Die Verschleppung hat sie nach dem Wortlaut des Lageberichtes monatelang geplant und sie wurde dann wegen Verdacht auf Beihilfe zur Menschenentführung verhaftet und monatelang im BG Völkermarkt festgehalten. Der Lagebericht bringt diese Begebenheit ausdrücklich mit den Geschehnissen am 25.4.1945 beim Perschmannhof in Verbindung.
Feststeht, dass die Angehörigen der Polizeieinheit nach dem Krieg im Gewahrsam der britischen Besatzungsmacht und der österreichischen Sicherheitsbehörden waren, die gegen diese eingehende Untersuchungen und Nachforschungen mit dem Ergebnis führten, dass kein Grund gefunden wurde, diese zum Familienmassaker anzuklagen, zumal wohl ebenso feststand, dass alle Indizien für die Täterschaft der Titopartisanen gesprochen haben, die jedoch wegen eines Verbrechens während des Krieges als Mitsieger nicht zur Verantwortung gezogen werden durften.
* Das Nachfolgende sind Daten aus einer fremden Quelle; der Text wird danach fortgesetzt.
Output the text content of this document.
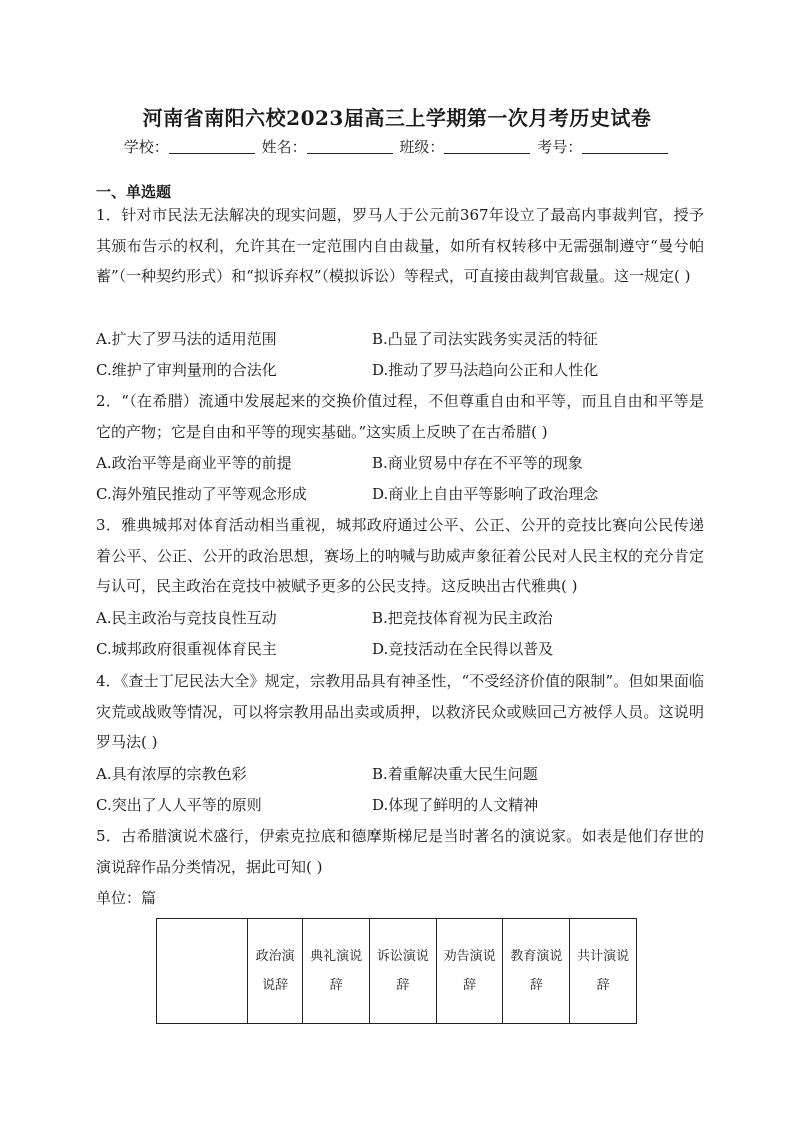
河南省南阳六校2023届高三上学期第一次月考历史试卷
学校：	姓名：	班级：	考号：
一、单选题
1．针对市民法无法解决的现实问题，罗马人于公元前367年设立了最高内事裁判官，授予其颁布告示的权利，允许其在一定范围内自由裁量，如所有权转移中无需强制遵守“曼兮帕蓄”（一种契约形式）和“拟诉弃权”（模拟诉讼）等程式，可直接由裁判官裁量。这一规定( )
A.扩大了罗马法的适用范围	B.凸显了司法实践务实灵活的特征
C.维护了审判量刑的合法化	D.推动了罗马法趋向公正和人性化
2．“（在希腊）流通中发展起来的交换价值过程，不但尊重自由和平等，而且自由和平等是它的产物；它是自由和平等的现实基础。”这实质上反映了在古希腊( )
A.政治平等是商业平等的前提	B.商业贸易中存在不平等的现象
C.海外殖民推动了平等观念形成	D.商业上自由平等影响了政治理念
3．雅典城邦对体育活动相当重视，城邦政府通过公平、公正、公开的竞技比赛向公民传递着公平、公正、公开的政治思想，赛场上的呐喊与助威声象征着公民对人民主权的充分肯定与认可，民主政治在竞技中被赋予更多的公民支持。这反映出古代雅典( )
A.民主政治与竞技良性互动	B.把竞技体育视为民主政治
C.城邦政府很重视体育民主	D.竞技活动在全民得以普及
4．《查士丁尼民法大全》规定，宗教用品具有神圣性，“不受经济价值的限制”。但如果面临灾荒或战败等情况，可以将宗教用品出卖或质押，以救济民众或赎回己方被俘人员。这说明罗马法( )
A.具有浓厚的宗教色彩	B.着重解决重大民生问题
C.突出了人人平等的原则	D.体现了鲜明的人文精神
5．古希腊演说术盛行，伊索克拉底和德摩斯梯尼是当时著名的演说家。如表是他们存世的演说辞作品分类情况，据此可知( )
单位：篇
	政治演说辞	典礼演说辞	诉讼演说辞	劝告演说辞	教育演说辞	共计演说辞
Jene, die glauben die im Museum dokumentierte tito-kommunistische Version vertreten zu wollen, müssen verständlicherweise alle die für eine Täterschaft der Titopartisanen sprechenden und von mir bereits erwähnten Fakten verschweigen, obwohl ihnen bekannt ist, das die Ratskammer Klagenfurt des Volkgerichtes Graz die Untersuchungshaft gegen den Befehlshaber der Polizeieinheit Josef Reischl (er befehligte daher keine Einheit der Waffen–SS, wie fälschlich behauptet wird) im Jahre 1949 einstellen musste, weil kein Grund für eine Anklage gefunden wurde bzw. alle Indizien für eine Täterschaft der Titopartisanen gesprochen haben.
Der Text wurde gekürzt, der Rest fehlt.